Author Topic: Time to lock in the interest rates?  (Read 1448 times)

MoonPilgrim

  • 5 O'Clock Shadow
  • *
  • Posts: 78
Time to lock in the interest rates?
« on: June 19, 2013, 01:43:03 PM »
I have a HELOC on a rental property at 6%, with an option to lock at 0.75% higher than my current rate.  My balance is $28K, and I anticipate it will take two years to pay down.  It sounds like rates might start increasing soon--do you all think it's time to lock in, or is it premature?  I plan on keeping the HELOC account open as a part of my fall-back-last-resort-emergency-catastrophe strategy.


tooqk4u22

  • Handlebar Stache
  • *****
  • Posts: 2199
Re: Time to lock in the interest rates?
« Reply #1 on: June 19, 2013, 02:55:37 PM »
If you plan on paying it off in two years then no don't refinance.  Long term rates may be on the rise but short term rates are not - HELOCs are based on either LIBOR or Prime and both are primarily driven by the fed funds rate.
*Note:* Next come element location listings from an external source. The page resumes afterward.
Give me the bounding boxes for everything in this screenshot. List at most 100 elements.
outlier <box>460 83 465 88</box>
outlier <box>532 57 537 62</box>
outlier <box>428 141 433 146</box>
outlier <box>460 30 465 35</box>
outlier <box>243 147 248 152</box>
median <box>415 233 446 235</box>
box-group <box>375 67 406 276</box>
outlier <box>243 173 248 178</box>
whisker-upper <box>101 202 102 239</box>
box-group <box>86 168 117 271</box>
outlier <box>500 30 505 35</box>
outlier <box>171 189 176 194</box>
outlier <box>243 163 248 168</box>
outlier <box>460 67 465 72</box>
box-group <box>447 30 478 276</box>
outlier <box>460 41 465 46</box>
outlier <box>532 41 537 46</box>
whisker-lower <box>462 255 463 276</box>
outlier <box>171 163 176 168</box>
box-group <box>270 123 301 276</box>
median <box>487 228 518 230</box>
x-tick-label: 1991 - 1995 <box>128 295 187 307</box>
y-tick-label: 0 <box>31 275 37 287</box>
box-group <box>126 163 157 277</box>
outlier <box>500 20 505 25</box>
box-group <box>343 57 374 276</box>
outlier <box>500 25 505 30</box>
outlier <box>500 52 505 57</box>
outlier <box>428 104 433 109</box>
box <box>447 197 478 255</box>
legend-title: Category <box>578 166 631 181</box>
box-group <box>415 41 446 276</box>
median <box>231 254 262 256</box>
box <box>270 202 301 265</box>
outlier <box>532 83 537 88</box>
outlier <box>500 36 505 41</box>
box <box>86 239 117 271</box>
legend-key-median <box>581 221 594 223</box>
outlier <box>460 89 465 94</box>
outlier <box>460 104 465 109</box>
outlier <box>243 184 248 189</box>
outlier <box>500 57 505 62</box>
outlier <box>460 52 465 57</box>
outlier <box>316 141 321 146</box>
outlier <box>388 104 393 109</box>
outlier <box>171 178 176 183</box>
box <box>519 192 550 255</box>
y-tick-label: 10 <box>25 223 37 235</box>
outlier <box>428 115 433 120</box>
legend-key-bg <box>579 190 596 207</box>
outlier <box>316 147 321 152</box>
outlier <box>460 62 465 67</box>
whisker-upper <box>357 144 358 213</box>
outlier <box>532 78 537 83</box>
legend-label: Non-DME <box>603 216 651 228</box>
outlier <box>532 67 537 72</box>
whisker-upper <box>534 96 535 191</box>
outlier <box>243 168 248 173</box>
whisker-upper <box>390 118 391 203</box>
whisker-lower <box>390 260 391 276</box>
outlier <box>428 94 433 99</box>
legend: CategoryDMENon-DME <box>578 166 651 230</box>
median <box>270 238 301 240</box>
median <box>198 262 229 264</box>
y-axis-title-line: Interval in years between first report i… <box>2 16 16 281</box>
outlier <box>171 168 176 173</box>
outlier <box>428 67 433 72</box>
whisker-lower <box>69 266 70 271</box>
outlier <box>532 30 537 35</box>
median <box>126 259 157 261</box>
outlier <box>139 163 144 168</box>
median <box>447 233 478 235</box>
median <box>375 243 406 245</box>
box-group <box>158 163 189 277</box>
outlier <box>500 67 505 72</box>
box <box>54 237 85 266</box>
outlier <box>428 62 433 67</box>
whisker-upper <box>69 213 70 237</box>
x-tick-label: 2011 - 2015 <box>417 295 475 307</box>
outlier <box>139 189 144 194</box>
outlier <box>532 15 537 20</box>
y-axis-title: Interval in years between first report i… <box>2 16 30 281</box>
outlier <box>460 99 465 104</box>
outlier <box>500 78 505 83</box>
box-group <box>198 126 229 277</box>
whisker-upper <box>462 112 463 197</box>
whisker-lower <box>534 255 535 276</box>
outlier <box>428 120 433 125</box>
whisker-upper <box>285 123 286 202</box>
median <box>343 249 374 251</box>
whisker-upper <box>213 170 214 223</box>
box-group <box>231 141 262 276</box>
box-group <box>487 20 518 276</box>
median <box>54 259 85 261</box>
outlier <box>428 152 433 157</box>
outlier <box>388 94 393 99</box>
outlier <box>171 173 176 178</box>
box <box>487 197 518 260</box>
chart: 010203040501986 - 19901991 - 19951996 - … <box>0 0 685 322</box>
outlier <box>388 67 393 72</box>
It is unlikely that your HELOC will increase at all in the next year and not more than 0.75% in the second year - so average of 0.375% over two years based on current balance (actual will be less when factoring payments).

 
This is assuming you are in the US though, which you may not be given your rate - that would be prime+2.75%- that seems very high to me.  FWIW - my HELOC is AT 2.75% on my primary residence, there should be a premium for the rental but not that much.

MoonPilgrim

  • 5 O'Clock Shadow
  • *
  • Posts: 78
Re: Time to lock in the interest rates?
« Reply #2 on: June 20, 2013, 06:32:21 AM »
Thanks!  Yes, I'm in the US, and I had a really hard time finding a lender who would do a non-owner occupied HELOC for a home valued at less than $50K.  I'm in an area with low home prices, but decent rent (high demand due to nearby universities). 

I was ready to buy my second rental, and needed to leverage my first income property (owned free and clear) to get the cash for the down payment.  I had more equity in the rental than my primary residence, so that's just how things worked out.  The cash flow from the two properties should help get the balance paid down.